Toadskin is none of the these things. Toadskin is a pretty trivial Turing tarpit that I banged out on my laptop in a hotel room the other night because I was out of coffee, and only incidentally because I wanted an easy language to compile to BrainF**k, the JVM and Parrot. It's interesting to note that False, the precursor to Brainf**k was also a Forth.
Toadskin is a very tiny Forth. Words may be one character in length. Oh. And watch out, the argument stack is a ring buffer, but the function stack isn't.

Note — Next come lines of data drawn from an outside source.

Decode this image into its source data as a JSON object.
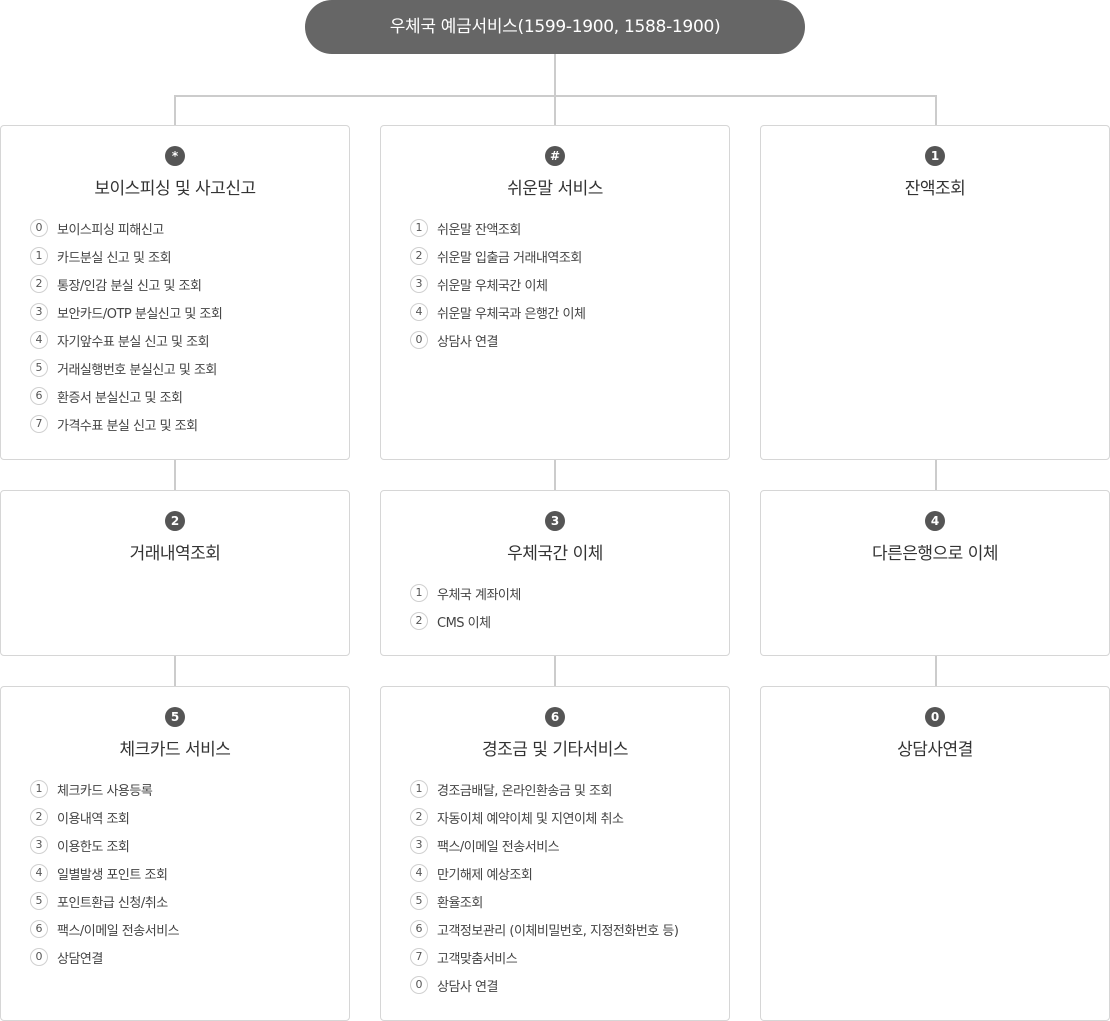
{
  "root": {
    "title": "우체국 예금서비스(1599-1900, 1588-1900)"
  },
  "boxes": [
    {
      "key": "*",
      "title": "보이스피싱 및 사고신고",
      "items": [
        {
          "num": "0",
          "label": "보이스피싱 피해신고"
        },
        {
          "num": "1",
          "label": "카드분실 신고 및 조회"
        },
        {
          "num": "2",
          "label": "통장/인감 분실 신고 및 조회"
        },
        {
          "num": "3",
          "label": "보안카드/OTP 분실신고 및 조회"
        },
        {
          "num": "4",
          "label": "자기앞수표 분실 신고 및 조회"
        },
        {
          "num": "5",
          "label": "거래실행번호 분실신고 및 조회"
        },
        {
          "num": "6",
          "label": "환증서 분실신고 및 조회"
        },
        {
          "num": "7",
          "label": "가격수표 분실 신고 및 조회"
        }
      ]
    },
    {
      "key": "#",
      "title": "쉬운말 서비스",
      "items": [
        {
          "num": "1",
          "label": "쉬운말 잔액조회"
        },
        {
          "num": "2",
          "label": "쉬운말 입출금 거래내역조회"
        },
        {
          "num": "3",
          "label": "쉬운말 우체국간 이체"
        },
        {
          "num": "4",
          "label": "쉬운말 우체국과 은행간 이체"
        },
        {
          "num": "0",
          "label": "상담사 연결"
        }
      ]
    },
    {
      "key": "1",
      "title": "잔액조회",
      "items": []
    },
    {
      "key": "2",
      "title": "거래내역조회",
      "items": []
    },
    {
      "key": "3",
      "title": "우체국간 이체",
      "items": [
        {
          "num": "1",
          "label": "우체국 계좌이체"
        },
        {
          "num": "2",
          "label": "CMS 이체"
        }
      ]
    },
    {
      "key": "4",
      "title": "다른은행으로 이체",
      "items": []
    },
    {
      "key": "5",
      "title": "체크카드 서비스",
      "items": [
        {
          "num": "1",
          "label": "체크카드 사용등록"
        },
        {
          "num": "2",
          "label": "이용내역 조회"
        },
        {
          "num": "3",
          "label": "이용한도 조회"
        },
        {
          "num": "4",
          "label": "일별발생 포인트 조회"
        },
        {
          "num": "5",
          "label": "포인트환급 신청/취소"
        },
        {
          "num": "6",
          "label": "팩스/이메일 전송서비스"
        },
        {
          "num": "0",
          "label": "상담연결"
        }
      ]
    },
    {
      "key": "6",
      "title": "경조금 및 기타서비스",
      "items": [
        {
          "num": "1",
          "label": "경조금배달, 온라인환송금 및 조회"
        },
        {
          "num": "2",
          "label": "자동이체 예약이체 및 지연이체 취소"
        },
        {
          "num": "3",
          "label": "팩스/이메일 전송서비스"
        },
        {
          "num": "4",
          "label": "만기해제 예상조회"
        },
        {
          "num": "5",
          "label": "환율조회"
        },
        {
          "num": "6",
          "label": "고객정보관리 (이체비밀번호, 지정전화번호 등)"
        },
        {
          "num": "7",
          "label": "고객맞춤서비스"
        },
        {
          "num": "0",
          "label": "상담사 연결"
        }
      ]
    },
    {
      "key": "0",
      "title": "상담사연결",
      "items": []
    }
  ]
}
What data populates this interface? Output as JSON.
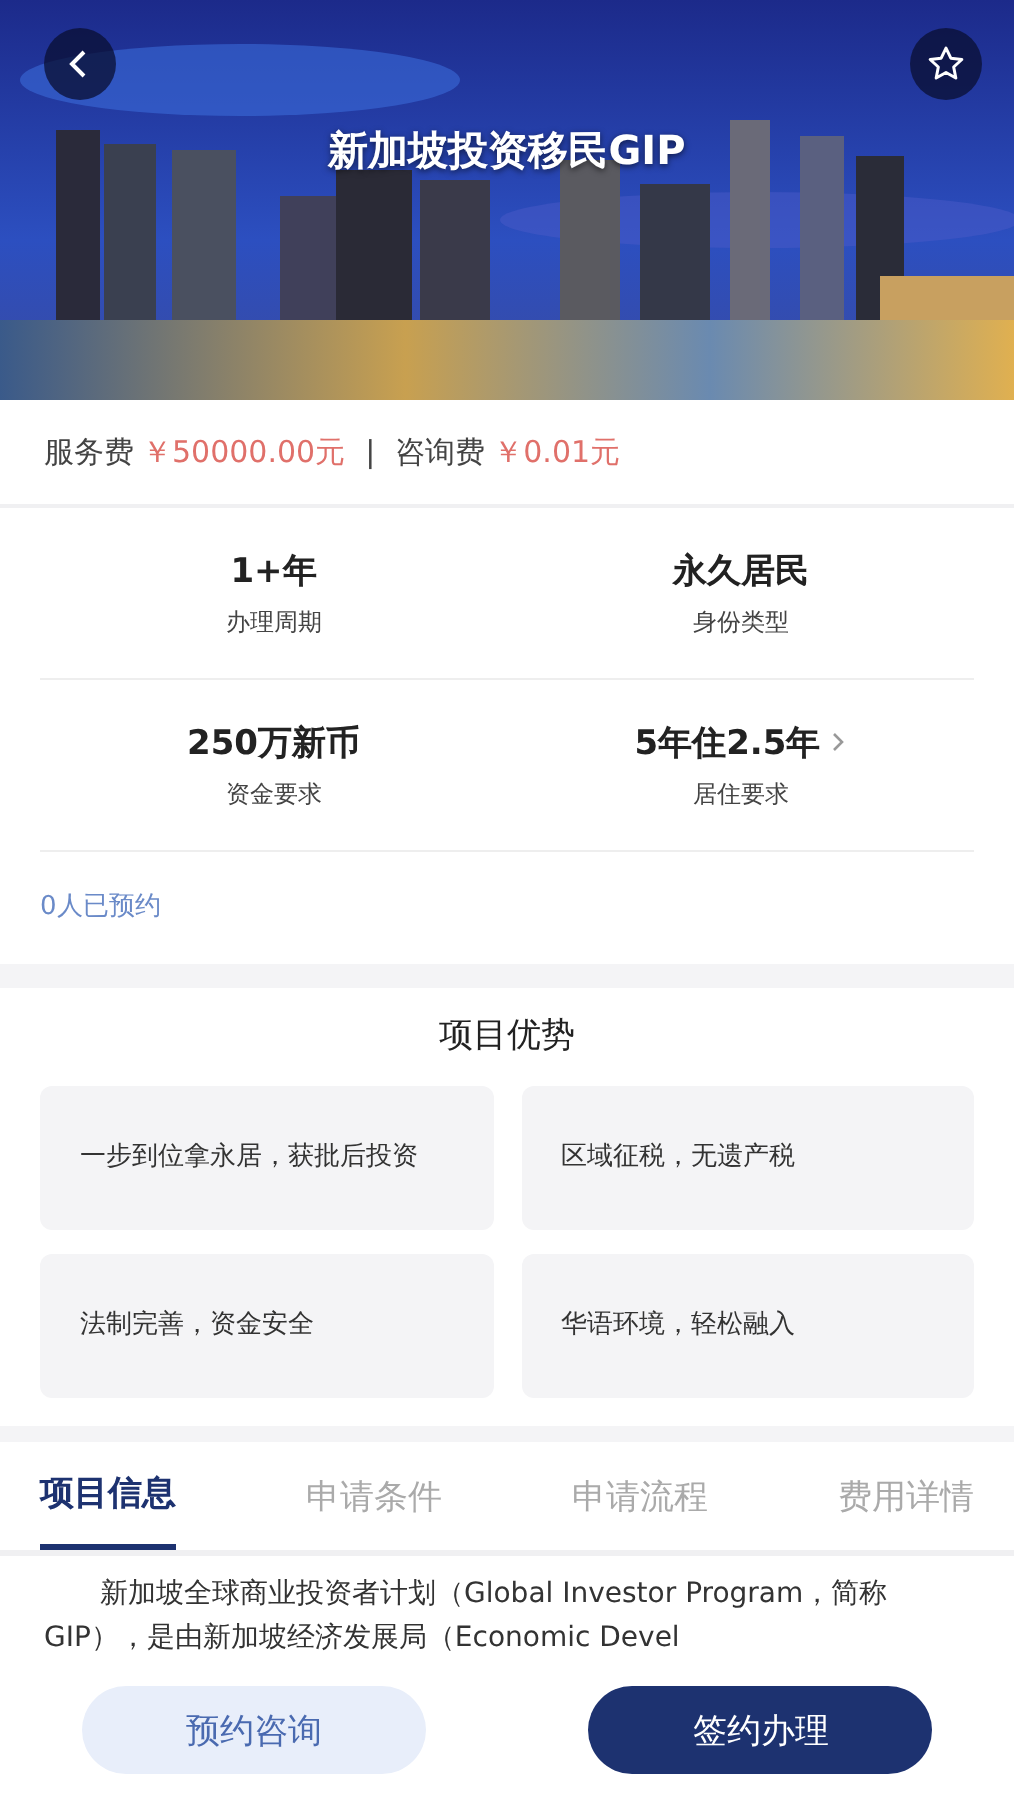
{
  "header": {
    "title": "新加坡投资移民GIP"
  },
  "fees": [
    {
      "label": "服务费",
      "amount": "￥50000.00元"
    },
    {
      "label": "咨询费",
      "amount": "￥0.01元"
    }
  ],
  "fee_separator": "|",
  "stats": [
    {
      "value": "1+年",
      "label": "办理周期",
      "has_arrow": false
    },
    {
      "value": "永久居民",
      "label": "身份类型",
      "has_arrow": false
    },
    {
      "value": "250万新币",
      "label": "资金要求",
      "has_arrow": false
    },
    {
      "value": "5年住2.5年",
      "label": "居住要求",
      "has_arrow": true
    }
  ],
  "booked_count": "0人已预约",
  "advantages": {
    "title": "项目优势",
    "items": [
      "一步到位拿永居，获批后投资",
      "区域征税，无遗产税",
      "法制完善，资金安全",
      "华语环境，轻松融入"
    ]
  },
  "tabs": [
    {
      "label": "项目信息",
      "selected": true
    },
    {
      "label": "申请条件",
      "selected": false
    },
    {
      "label": "申请流程",
      "selected": false
    },
    {
      "label": "费用详情",
      "selected": false
    }
  ],
  "intro": "新加坡全球商业投资者计划（Global Investor Program，简称GIP），是由新加坡经济发展局（Economic Devel",
  "buttons": [
    {
      "label": "预约咨询",
      "kind": "secondary"
    },
    {
      "label": "签约办理",
      "kind": "primary"
    }
  ]
}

The built-in words are mostly BrainF**k syntax where appropriate.
BF-like + increment - decrement [ Jump past matching ] if zero ] Jump to matching [ . output , input Forth-like : Define word (start definition) ; End definition > pop argument from stack < push argument to stack % swap the top 2 entries in the argument stack
A Hello World in Toadskin (by no means the most efficient):
Hello World in Loop-less Toadskin! (The pop at the end is just to make the lines even and pretty) :V+++++;:XVV;:v-----;:xvv;XXXXXXX++.<XXXXXXXXXX+.V ++..+++.<XXX++.>>XV.XX++++.+++.v-.x++.<XXX+++.<X.>
I actually wrote this "hello world" just before adding the [...] construct or the % so look at some of the other toadskin samples for those.
If you have to ask, then you have never been stuck in a hotel room in Fort Worth with no internet access.